The Stopwatch Gang moved to Arizona, and as the men committed robberies throughout the western United States, they maintained their reputation for politeness and precision. But after they had begun moving away from bank robbery and into drug smuggling, the FBI finally caught up with them, arresting Reid in Arizona in 1980.

He took up writing after he was transferred to a prison in Canada. In 1984 he sent a manuscript to Musgrave, who was then a writer in residence at the University of Waterloo in Ontario.

She edited what became “Jack Rabbit Parole,” a semi-autobiographical novel, and their personal relationship grew.

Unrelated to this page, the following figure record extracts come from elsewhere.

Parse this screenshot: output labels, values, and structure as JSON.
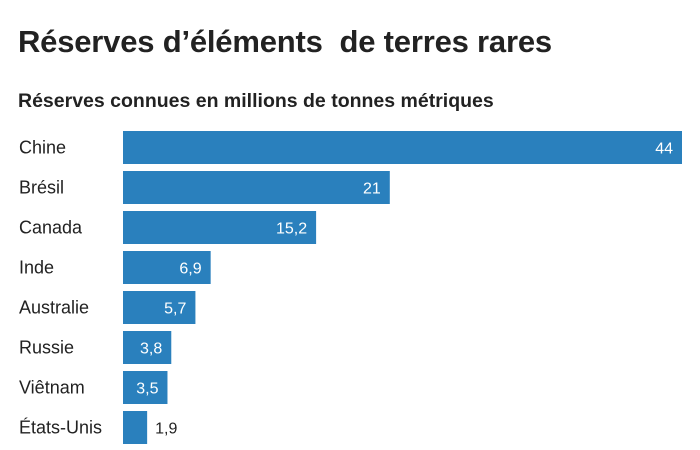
{
  "title": "Réserves d’éléments  de terres rares",
  "subtitle": "Réserves connues en millions de tonnes métriques",
  "colors": {
    "bar": "#2a80bd",
    "inside_label": "#ffffff",
    "outside_label": "#222222"
  },
  "chart_data": {
    "type": "bar",
    "orientation": "horizontal",
    "title": "Réserves d’éléments  de terres rares",
    "subtitle": "Réserves connues en millions de tonnes métriques",
    "categories": [
      "Chine",
      "Brésil",
      "Canada",
      "Inde",
      "Australie",
      "Russie",
      "Viêtnam",
      "États-Unis"
    ],
    "values": [
      44,
      21,
      15.2,
      6.9,
      5.7,
      3.8,
      3.5,
      1.9
    ],
    "value_labels": [
      "44",
      "21",
      "15,2",
      "6,9",
      "5,7",
      "3,8",
      "3,5",
      "1,9"
    ],
    "xlim": [
      0,
      44
    ],
    "grid": false,
    "legend": "none"
  }
}
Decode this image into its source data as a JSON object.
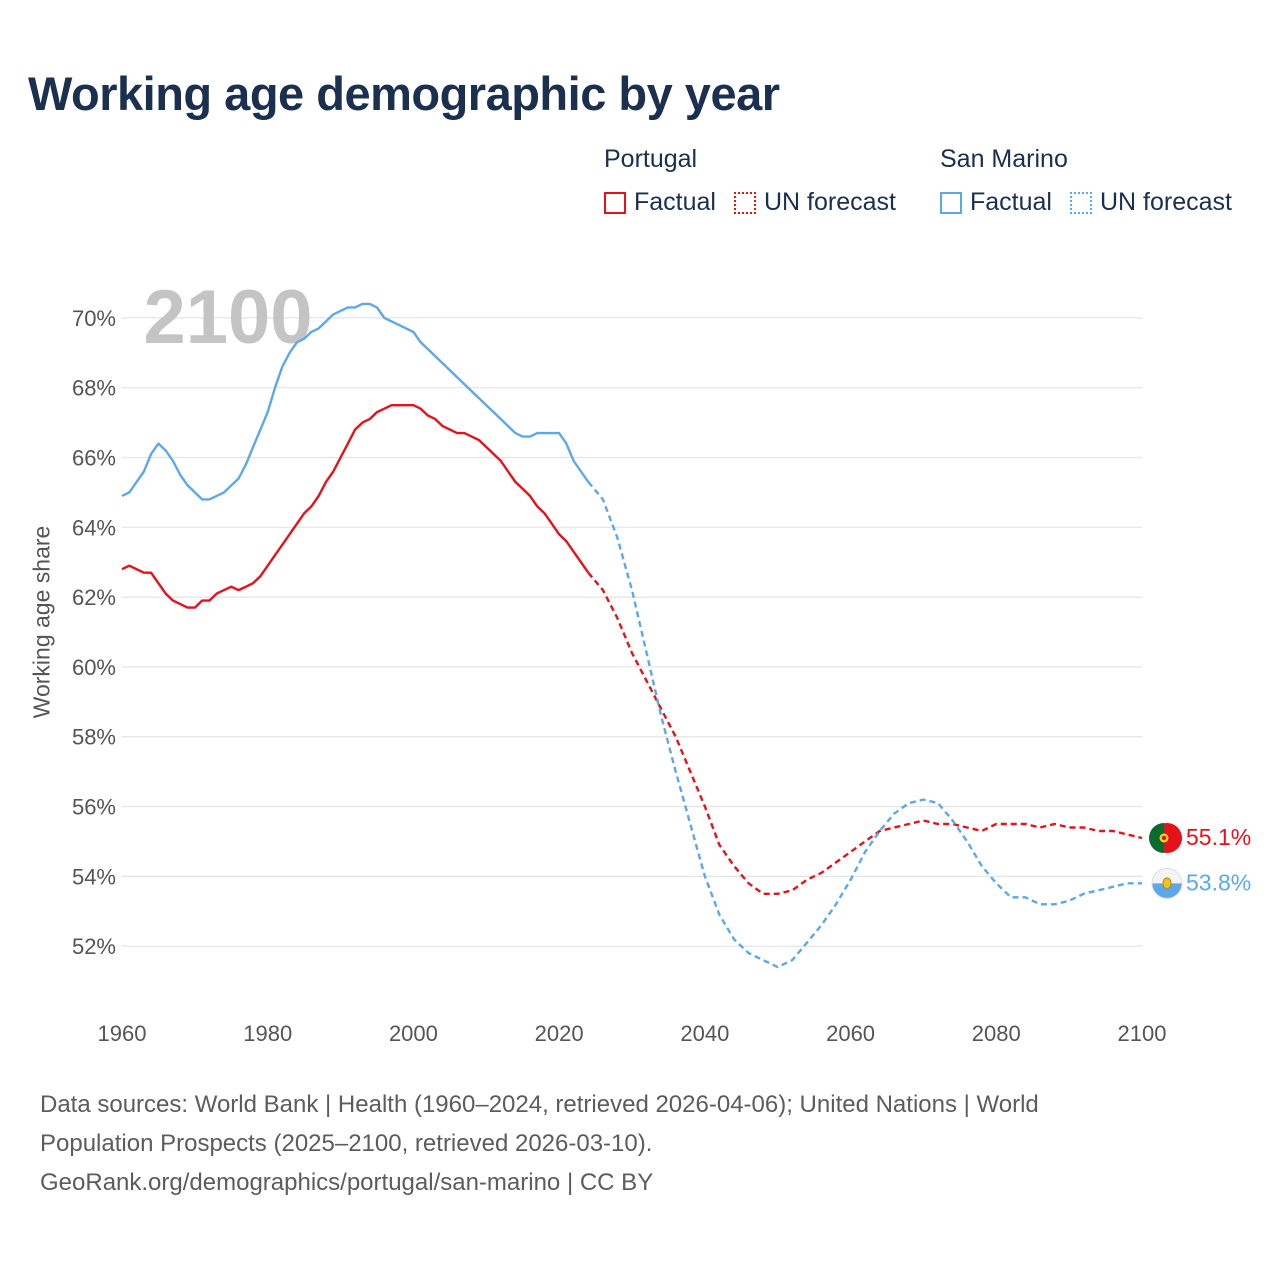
{
  "title": "Working age demographic by year",
  "year_overlay": "2100",
  "legend": {
    "groups": [
      {
        "name": "Portugal",
        "factual_label": "Factual",
        "forecast_label": "UN forecast",
        "color": "#e3121b"
      },
      {
        "name": "San Marino",
        "factual_label": "Factual",
        "forecast_label": "UN forecast",
        "color": "#5da8e8"
      }
    ]
  },
  "footer": {
    "line1": "Data sources: World Bank | Health (1960–2024, retrieved 2026-04-06); United Nations | World",
    "line2": "Population Prospects (2025–2100, retrieved 2026-03-10).",
    "line3": "GeoRank.org/demographics/portugal/san-marino | CC BY"
  },
  "chart_data": {
    "type": "line",
    "title": "Working age demographic by year",
    "xlabel": "",
    "ylabel": "Working age share",
    "xlim": [
      1960,
      2100
    ],
    "ylim": [
      50.4,
      71.0
    ],
    "x_ticks": [
      1960,
      1980,
      2000,
      2020,
      2040,
      2060,
      2080,
      2100
    ],
    "x_tick_labels": [
      "1960",
      "1980",
      "2000",
      "2020",
      "2040",
      "2060",
      "2080",
      "2100"
    ],
    "y_ticks": [
      52,
      54,
      56,
      58,
      60,
      62,
      64,
      66,
      68,
      70
    ],
    "y_tick_labels": [
      "52%",
      "54%",
      "56%",
      "58%",
      "60%",
      "62%",
      "64%",
      "66%",
      "68%",
      "70%"
    ],
    "grid": true,
    "series": [
      {
        "name": "Portugal",
        "color": "#e3121b",
        "end_label": "55.1%",
        "factual": {
          "x": [
            1960,
            1961,
            1962,
            1963,
            1964,
            1965,
            1966,
            1967,
            1968,
            1969,
            1970,
            1971,
            1972,
            1973,
            1974,
            1975,
            1976,
            1977,
            1978,
            1979,
            1980,
            1981,
            1982,
            1983,
            1984,
            1985,
            1986,
            1987,
            1988,
            1989,
            1990,
            1991,
            1992,
            1993,
            1994,
            1995,
            1996,
            1997,
            1998,
            1999,
            2000,
            2001,
            2002,
            2003,
            2004,
            2005,
            2006,
            2007,
            2008,
            2009,
            2010,
            2011,
            2012,
            2013,
            2014,
            2015,
            2016,
            2017,
            2018,
            2019,
            2020,
            2021,
            2022,
            2023,
            2024
          ],
          "y": [
            62.8,
            62.9,
            62.8,
            62.7,
            62.7,
            62.4,
            62.1,
            61.9,
            61.8,
            61.7,
            61.7,
            61.9,
            61.9,
            62.1,
            62.2,
            62.3,
            62.2,
            62.3,
            62.4,
            62.6,
            62.9,
            63.2,
            63.5,
            63.8,
            64.1,
            64.4,
            64.6,
            64.9,
            65.3,
            65.6,
            66.0,
            66.4,
            66.8,
            67.0,
            67.1,
            67.3,
            67.4,
            67.5,
            67.5,
            67.5,
            67.5,
            67.4,
            67.2,
            67.1,
            66.9,
            66.8,
            66.7,
            66.7,
            66.6,
            66.5,
            66.3,
            66.1,
            65.9,
            65.6,
            65.3,
            65.1,
            64.9,
            64.6,
            64.4,
            64.1,
            63.8,
            63.6,
            63.3,
            63.0,
            62.7
          ]
        },
        "forecast": {
          "x": [
            2024,
            2026,
            2028,
            2030,
            2032,
            2034,
            2036,
            2038,
            2040,
            2042,
            2044,
            2046,
            2048,
            2050,
            2052,
            2054,
            2056,
            2058,
            2060,
            2062,
            2064,
            2066,
            2068,
            2070,
            2072,
            2074,
            2076,
            2078,
            2080,
            2082,
            2084,
            2086,
            2088,
            2090,
            2092,
            2094,
            2096,
            2098,
            2100
          ],
          "y": [
            62.7,
            62.2,
            61.4,
            60.4,
            59.6,
            58.8,
            58.0,
            57.0,
            56.0,
            54.9,
            54.3,
            53.8,
            53.5,
            53.5,
            53.6,
            53.9,
            54.1,
            54.4,
            54.7,
            55.0,
            55.3,
            55.4,
            55.5,
            55.6,
            55.5,
            55.5,
            55.4,
            55.3,
            55.5,
            55.5,
            55.5,
            55.4,
            55.5,
            55.4,
            55.4,
            55.3,
            55.3,
            55.2,
            55.1
          ]
        }
      },
      {
        "name": "San Marino",
        "color": "#5da8e8",
        "end_label": "53.8%",
        "factual": {
          "x": [
            1960,
            1961,
            1962,
            1963,
            1964,
            1965,
            1966,
            1967,
            1968,
            1969,
            1970,
            1971,
            1972,
            1973,
            1974,
            1975,
            1976,
            1977,
            1978,
            1979,
            1980,
            1981,
            1982,
            1983,
            1984,
            1985,
            1986,
            1987,
            1988,
            1989,
            1990,
            1991,
            1992,
            1993,
            1994,
            1995,
            1996,
            1997,
            1998,
            1999,
            2000,
            2001,
            2002,
            2003,
            2004,
            2005,
            2006,
            2007,
            2008,
            2009,
            2010,
            2011,
            2012,
            2013,
            2014,
            2015,
            2016,
            2017,
            2018,
            2019,
            2020,
            2021,
            2022,
            2023,
            2024
          ],
          "y": [
            64.9,
            65.0,
            65.3,
            65.6,
            66.1,
            66.4,
            66.2,
            65.9,
            65.5,
            65.2,
            65.0,
            64.8,
            64.8,
            64.9,
            65.0,
            65.2,
            65.4,
            65.8,
            66.3,
            66.8,
            67.3,
            68.0,
            68.6,
            69.0,
            69.3,
            69.4,
            69.6,
            69.7,
            69.9,
            70.1,
            70.2,
            70.3,
            70.3,
            70.4,
            70.4,
            70.3,
            70.0,
            69.9,
            69.8,
            69.7,
            69.6,
            69.3,
            69.1,
            68.9,
            68.7,
            68.5,
            68.3,
            68.1,
            67.9,
            67.7,
            67.5,
            67.3,
            67.1,
            66.9,
            66.7,
            66.6,
            66.6,
            66.7,
            66.7,
            66.7,
            66.7,
            66.4,
            65.9,
            65.6,
            65.3
          ]
        },
        "forecast": {
          "x": [
            2024,
            2026,
            2028,
            2030,
            2032,
            2034,
            2036,
            2038,
            2040,
            2042,
            2044,
            2046,
            2048,
            2050,
            2052,
            2054,
            2056,
            2058,
            2060,
            2062,
            2064,
            2066,
            2068,
            2070,
            2072,
            2074,
            2076,
            2078,
            2080,
            2082,
            2084,
            2086,
            2088,
            2090,
            2092,
            2094,
            2096,
            2098,
            2100
          ],
          "y": [
            65.3,
            64.8,
            63.7,
            62.2,
            60.4,
            58.6,
            57.0,
            55.5,
            54.0,
            52.9,
            52.2,
            51.8,
            51.6,
            51.4,
            51.6,
            52.1,
            52.6,
            53.2,
            53.9,
            54.7,
            55.3,
            55.8,
            56.1,
            56.2,
            56.1,
            55.6,
            55.0,
            54.3,
            53.8,
            53.4,
            53.4,
            53.2,
            53.2,
            53.3,
            53.5,
            53.6,
            53.7,
            53.8,
            53.8
          ]
        }
      }
    ]
  }
}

They married at the Kent Institution, a maximum-security prison in Agassiz, British Columbia, in 1986, the year his novel was published to critical acclaim and robust sales.

In addition to Musgrave, Reid is survived by a daughter, Sophie Reid Jenkins; a stepdaughter, Charlotte Musgrave; two grandchildren; and seven siblings, from whom he had long been estranged, Musgrave said.

Al Forrie, of Thistledown Press, publisher of Reid’s latest book, the essay collection “A Crowbar in the Buddhist Garden,” said Reid had used his experience in prison to try to reshape public attitudes toward convicts. Reid, who was of Irish and Ojibway ancestry, was particularly disturbed by the large number of indigenous men in jail, Forrie said.

Despite his marriage and his literary success, Reid continued to struggle with drug and alcohol addictions. Fueled by drugs, he returned to crime and robbed a bank in 1999 in Victoria, British Columbia.

Unlike the heists with the Stop Watch Gang, this one was a messy affair, with a police chase, shots fired and an arrest. He was sentenced to 18 years in prison and spent some of his last years returning to jail for parole violations. Musgrave, who operated a guesthouse with Reid on Haida Gwaii, said Thursday that her husband had always been uncomfortable with his notoriety and celebrity.

“The bank robberies were a really big story,” she said. “But up here he wasn’t known for that. He was a normal guy who would help you out if your car had a flat tire. He’s not a violent person. It’s very hard to imagine him in a bank with a gun.”